Thank you all of you who have replied to my request for books to teach
poetry. I shall reply later on your useful suggestions; but a quick
response: only a few surprises there.
I would like to reply to Allen Fisher who seems to propose to teach
poetry without such aids, in a research way.
His hostility to anthologies cuts no ice with me, with the necessity of my
having something in front of students so that they know what poetry is.

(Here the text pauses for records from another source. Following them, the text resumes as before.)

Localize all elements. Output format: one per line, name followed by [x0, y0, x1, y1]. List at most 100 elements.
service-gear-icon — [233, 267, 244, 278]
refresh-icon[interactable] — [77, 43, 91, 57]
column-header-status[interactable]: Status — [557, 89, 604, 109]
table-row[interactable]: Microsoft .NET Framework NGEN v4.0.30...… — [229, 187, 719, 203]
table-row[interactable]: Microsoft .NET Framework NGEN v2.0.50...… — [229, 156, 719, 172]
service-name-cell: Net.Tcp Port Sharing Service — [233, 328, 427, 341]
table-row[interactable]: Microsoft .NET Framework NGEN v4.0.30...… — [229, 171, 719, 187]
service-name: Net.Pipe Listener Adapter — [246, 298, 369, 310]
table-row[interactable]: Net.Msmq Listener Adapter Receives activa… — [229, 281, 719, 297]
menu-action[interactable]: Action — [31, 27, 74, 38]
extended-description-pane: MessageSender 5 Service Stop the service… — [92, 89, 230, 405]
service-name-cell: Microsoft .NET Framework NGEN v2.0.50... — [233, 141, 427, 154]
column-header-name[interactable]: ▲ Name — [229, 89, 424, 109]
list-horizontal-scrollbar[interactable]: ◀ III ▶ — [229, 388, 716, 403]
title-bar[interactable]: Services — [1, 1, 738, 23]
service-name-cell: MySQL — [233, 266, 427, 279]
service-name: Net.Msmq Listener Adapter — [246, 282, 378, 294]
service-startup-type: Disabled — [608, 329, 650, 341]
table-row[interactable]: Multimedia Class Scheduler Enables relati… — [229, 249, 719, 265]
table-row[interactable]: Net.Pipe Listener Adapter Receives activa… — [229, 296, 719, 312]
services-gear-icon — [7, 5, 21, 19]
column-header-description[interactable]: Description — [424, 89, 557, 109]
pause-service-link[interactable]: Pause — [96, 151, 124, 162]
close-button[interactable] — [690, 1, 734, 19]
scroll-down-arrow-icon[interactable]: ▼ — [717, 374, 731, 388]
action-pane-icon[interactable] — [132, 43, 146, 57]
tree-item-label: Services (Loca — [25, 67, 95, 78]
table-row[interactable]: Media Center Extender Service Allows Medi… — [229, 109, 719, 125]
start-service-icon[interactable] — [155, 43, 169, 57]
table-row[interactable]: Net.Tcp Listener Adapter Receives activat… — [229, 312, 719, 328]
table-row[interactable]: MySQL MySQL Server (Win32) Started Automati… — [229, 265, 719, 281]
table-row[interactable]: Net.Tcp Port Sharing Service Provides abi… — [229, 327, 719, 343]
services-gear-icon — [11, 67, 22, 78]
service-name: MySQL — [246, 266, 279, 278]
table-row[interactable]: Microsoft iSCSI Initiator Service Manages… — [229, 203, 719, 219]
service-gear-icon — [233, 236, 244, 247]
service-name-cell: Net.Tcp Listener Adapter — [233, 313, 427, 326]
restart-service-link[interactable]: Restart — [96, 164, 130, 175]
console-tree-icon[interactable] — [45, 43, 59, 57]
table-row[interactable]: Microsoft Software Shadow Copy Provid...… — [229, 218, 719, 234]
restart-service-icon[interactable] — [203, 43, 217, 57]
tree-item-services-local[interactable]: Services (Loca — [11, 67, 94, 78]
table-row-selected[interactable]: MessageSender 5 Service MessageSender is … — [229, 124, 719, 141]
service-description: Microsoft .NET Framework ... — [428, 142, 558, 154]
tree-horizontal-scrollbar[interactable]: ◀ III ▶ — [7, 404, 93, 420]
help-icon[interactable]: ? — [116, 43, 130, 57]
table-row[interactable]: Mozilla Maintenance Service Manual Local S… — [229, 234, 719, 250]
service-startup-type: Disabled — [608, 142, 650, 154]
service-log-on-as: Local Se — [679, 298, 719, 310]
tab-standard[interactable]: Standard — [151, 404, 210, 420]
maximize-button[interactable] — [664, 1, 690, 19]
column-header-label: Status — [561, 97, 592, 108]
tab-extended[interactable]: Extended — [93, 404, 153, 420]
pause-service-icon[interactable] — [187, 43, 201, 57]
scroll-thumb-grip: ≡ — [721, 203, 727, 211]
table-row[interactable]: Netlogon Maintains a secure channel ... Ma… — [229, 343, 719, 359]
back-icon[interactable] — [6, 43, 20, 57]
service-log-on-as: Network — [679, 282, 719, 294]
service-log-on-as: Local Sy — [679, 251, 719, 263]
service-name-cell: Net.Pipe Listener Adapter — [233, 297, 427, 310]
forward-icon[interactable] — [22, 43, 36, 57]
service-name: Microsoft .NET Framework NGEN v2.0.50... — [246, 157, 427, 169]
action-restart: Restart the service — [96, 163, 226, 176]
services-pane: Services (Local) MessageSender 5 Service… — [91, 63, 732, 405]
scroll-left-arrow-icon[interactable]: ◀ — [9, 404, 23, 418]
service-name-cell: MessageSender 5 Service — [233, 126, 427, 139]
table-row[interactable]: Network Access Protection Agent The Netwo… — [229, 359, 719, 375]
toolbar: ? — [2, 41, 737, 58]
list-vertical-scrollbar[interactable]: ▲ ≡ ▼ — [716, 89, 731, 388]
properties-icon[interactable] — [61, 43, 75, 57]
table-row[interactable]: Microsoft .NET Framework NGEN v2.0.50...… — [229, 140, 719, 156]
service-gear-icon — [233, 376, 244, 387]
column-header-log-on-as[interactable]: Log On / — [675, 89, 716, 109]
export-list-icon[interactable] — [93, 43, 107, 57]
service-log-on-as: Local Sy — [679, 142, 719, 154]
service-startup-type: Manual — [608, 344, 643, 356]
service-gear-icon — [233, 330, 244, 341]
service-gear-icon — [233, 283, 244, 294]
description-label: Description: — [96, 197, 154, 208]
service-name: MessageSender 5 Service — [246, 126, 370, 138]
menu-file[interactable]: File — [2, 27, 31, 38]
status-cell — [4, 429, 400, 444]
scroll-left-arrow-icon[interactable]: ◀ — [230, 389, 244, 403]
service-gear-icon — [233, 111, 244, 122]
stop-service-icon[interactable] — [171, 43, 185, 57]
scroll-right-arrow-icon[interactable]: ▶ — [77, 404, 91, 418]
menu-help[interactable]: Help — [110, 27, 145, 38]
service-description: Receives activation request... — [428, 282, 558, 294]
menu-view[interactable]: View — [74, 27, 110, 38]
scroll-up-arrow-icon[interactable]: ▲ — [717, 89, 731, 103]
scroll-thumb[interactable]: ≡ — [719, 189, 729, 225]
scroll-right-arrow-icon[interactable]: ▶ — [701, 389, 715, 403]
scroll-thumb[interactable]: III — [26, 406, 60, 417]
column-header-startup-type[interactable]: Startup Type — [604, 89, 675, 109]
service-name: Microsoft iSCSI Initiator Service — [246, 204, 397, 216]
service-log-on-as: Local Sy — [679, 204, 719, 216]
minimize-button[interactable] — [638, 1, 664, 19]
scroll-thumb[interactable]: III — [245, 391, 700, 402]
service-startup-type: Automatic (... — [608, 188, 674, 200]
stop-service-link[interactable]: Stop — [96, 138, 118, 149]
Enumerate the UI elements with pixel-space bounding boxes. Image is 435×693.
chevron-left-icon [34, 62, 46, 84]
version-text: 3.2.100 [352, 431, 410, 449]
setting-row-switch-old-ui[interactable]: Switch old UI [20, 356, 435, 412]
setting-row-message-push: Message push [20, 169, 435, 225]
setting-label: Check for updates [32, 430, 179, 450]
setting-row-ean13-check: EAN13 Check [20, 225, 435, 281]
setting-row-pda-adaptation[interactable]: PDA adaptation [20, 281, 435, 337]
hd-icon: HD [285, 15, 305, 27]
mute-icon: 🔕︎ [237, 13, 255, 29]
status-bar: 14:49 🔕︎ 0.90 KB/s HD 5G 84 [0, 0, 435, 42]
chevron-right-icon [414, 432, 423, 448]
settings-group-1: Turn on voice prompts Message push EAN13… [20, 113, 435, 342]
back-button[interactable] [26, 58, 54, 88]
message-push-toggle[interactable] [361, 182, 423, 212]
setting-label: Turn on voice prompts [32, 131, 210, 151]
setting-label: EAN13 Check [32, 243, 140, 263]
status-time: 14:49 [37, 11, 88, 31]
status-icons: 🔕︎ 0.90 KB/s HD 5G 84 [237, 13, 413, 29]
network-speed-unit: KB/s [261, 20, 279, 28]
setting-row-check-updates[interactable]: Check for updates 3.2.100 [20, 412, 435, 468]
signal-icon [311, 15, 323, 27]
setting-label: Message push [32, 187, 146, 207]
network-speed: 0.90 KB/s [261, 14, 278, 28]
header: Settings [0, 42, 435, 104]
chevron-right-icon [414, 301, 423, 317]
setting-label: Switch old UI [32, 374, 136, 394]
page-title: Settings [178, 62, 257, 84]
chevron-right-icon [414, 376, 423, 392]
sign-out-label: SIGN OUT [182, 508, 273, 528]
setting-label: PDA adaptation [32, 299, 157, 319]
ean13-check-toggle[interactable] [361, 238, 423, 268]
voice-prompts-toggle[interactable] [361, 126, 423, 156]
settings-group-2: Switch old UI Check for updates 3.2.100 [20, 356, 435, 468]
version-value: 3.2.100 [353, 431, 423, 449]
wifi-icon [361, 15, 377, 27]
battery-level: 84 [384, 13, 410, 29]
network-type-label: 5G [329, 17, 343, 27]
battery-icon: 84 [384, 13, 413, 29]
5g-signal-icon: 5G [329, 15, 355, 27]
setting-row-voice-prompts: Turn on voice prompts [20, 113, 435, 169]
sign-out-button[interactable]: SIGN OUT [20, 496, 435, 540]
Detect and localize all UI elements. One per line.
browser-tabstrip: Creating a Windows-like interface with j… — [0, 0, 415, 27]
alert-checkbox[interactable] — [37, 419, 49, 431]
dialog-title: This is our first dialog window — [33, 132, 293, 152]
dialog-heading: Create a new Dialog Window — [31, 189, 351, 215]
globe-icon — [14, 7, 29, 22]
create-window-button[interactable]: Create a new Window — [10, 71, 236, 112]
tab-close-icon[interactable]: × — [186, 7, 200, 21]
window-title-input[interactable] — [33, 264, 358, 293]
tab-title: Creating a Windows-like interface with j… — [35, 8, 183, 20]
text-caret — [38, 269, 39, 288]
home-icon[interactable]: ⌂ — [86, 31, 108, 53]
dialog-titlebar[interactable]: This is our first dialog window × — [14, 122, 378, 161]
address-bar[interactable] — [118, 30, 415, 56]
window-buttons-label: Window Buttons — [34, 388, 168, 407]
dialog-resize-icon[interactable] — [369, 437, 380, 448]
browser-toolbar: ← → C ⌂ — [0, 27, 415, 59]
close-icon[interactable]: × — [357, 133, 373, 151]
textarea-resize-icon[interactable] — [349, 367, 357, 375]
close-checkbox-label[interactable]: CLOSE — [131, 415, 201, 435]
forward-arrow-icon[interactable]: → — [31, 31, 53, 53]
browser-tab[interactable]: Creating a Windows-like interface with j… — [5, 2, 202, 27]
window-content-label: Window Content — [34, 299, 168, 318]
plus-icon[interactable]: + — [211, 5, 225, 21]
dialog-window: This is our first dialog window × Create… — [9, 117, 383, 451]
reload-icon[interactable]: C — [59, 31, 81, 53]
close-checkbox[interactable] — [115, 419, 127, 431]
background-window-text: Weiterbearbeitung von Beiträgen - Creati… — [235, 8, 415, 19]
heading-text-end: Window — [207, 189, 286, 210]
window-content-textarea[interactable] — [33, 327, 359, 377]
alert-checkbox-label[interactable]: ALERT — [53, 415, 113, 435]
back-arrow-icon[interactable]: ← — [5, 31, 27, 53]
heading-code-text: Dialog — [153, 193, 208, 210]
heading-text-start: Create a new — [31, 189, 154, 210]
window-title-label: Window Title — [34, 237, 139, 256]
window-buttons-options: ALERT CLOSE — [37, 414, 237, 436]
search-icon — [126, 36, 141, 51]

They certainly won't be wishing to innvoate as he supposes. They will
be wishing to fall back on the very recognition patterns promoted by the
National Curriculum anthologies he also mentions. I.e., on what they
know. Or worse: they will know nothing and will expect to be able to
churn out scripts of total self-expression, without any check on that in
their reading.The chances of finding somebody who's read, say, Allen
Fisher is remote, despite the sales of small presses. And if I do, it will
probably be because they have read his work in an anthology!
The anthology (prob. Conductors of Chaos) will be my avenue to
reading, certainly not to provide models. (Many fiction writing courses
seem keen on "craft of fiction" books which are often model and pattern
books. The course which I have written also involves the students in
readings/performances and in the production of poetry magazines; it is
not yet running.
|Nobody likes the selectivity of anthologies, and they are agenda-setting. I
wouldn't have edited one if I didn't believe that.
I also need an anthology for other purposes, such as to delineate the
course for a (potentially hostile) external examiner, and as a mode of
direction for any part time teacher who might teach a parrallel group. One
doesn't necessarily have a free hand in any of this. Nothing's hit the fan.